Part of Advances in Neural Information Processing Systems 37 (NeurIPS 2024) Datasets and Benchmarks Track
Xian Wu, Yutian Zhao, Yunyan Zhang, Jiageng Wu, Zhihong Zhu, Yingying Zhang, Yi Ouyang, Ziheng Zhang, Huimin WANG, zhenxi Lin, Jie Yang, Shuang Zhao, Yefeng Zheng
Large language models (LLMs) have demonstrated remarkable capabilities in language understanding and generation, leading to their widespread adoption across various fields. Among these, the medical field is particularly well-suited for LLM applications, as many medical tasks can be enhanced by LLMs. Despite the existence of benchmarks for evaluating LLMs in medical question-answering and exams, there remains a notable gap in assessing LLMs' performance in supporting patients throughout their entire hospital visit journey in real-world clinical practice.
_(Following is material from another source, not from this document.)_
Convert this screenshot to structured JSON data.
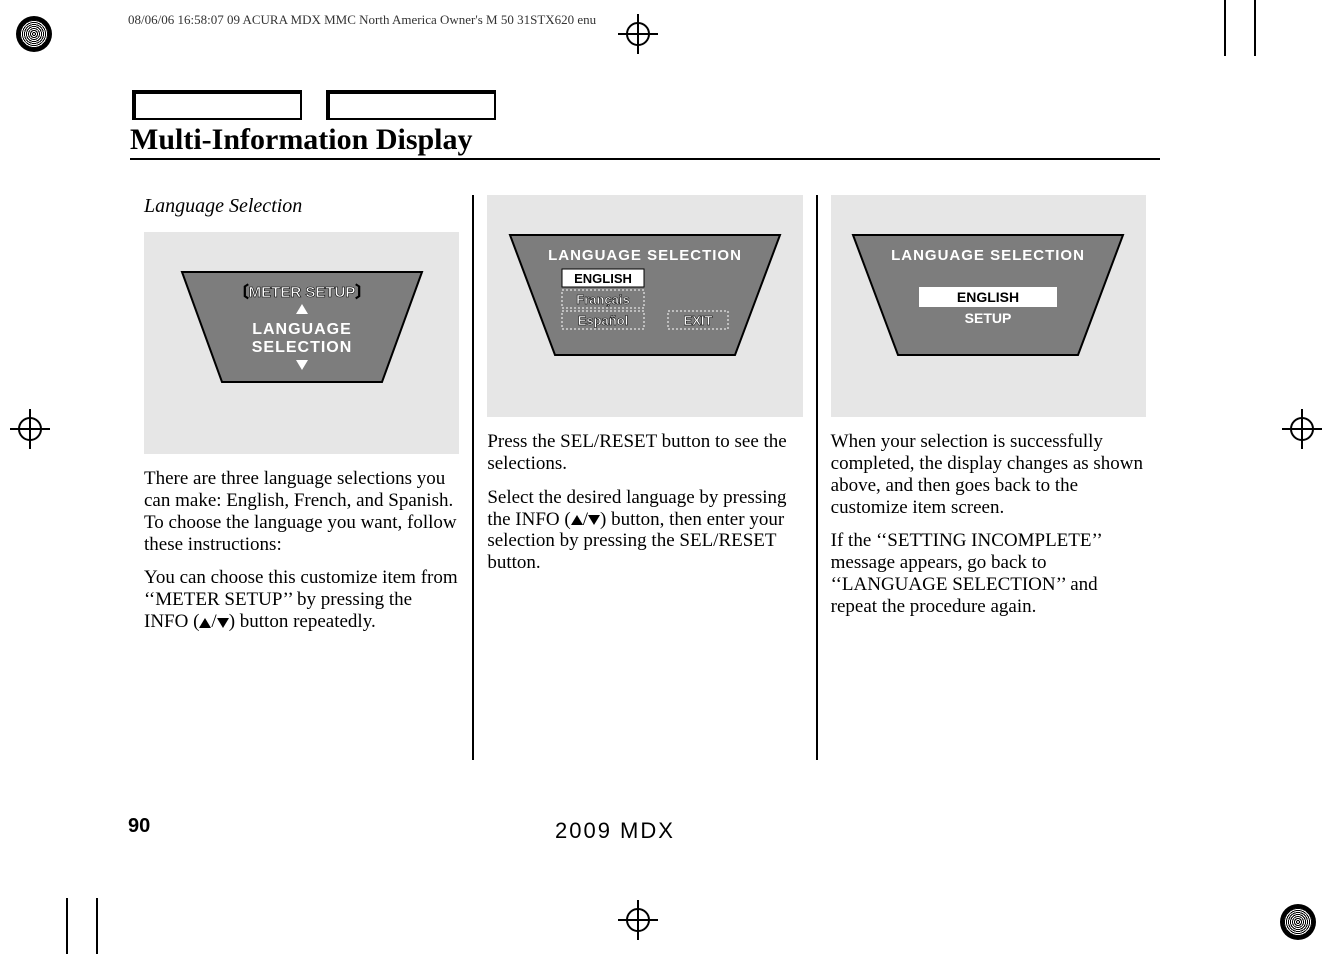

In this paper, we address this gap by dividing a typical patient's clinical journey into four stages: planning, access, delivery and ongoing care. For each stage, we introduce multiple tasks and corresponding datasets, resulting in a comprehensive benchmark comprising 12 datasets, of which five are newly introduced, and seven are constructed from existing datasets. This proposed benchmark facilitates a thorough evaluation of LLMs' effectiveness across the entire patient journey, providing insights into their practical application in clinical settings. Additionally, we evaluate three categories of LLMs against this benchmark: 1) proprietary LLM services such as GPT-4; 2) public LLMs like QWen; and 3) specialized medical LLMs, like HuatuoGPT2. Through this extensive evaluation, we aim to provide a better understanding of LLMs' performance in the medical domain, ultimately contributing to their more effective deployment in healthcare settings.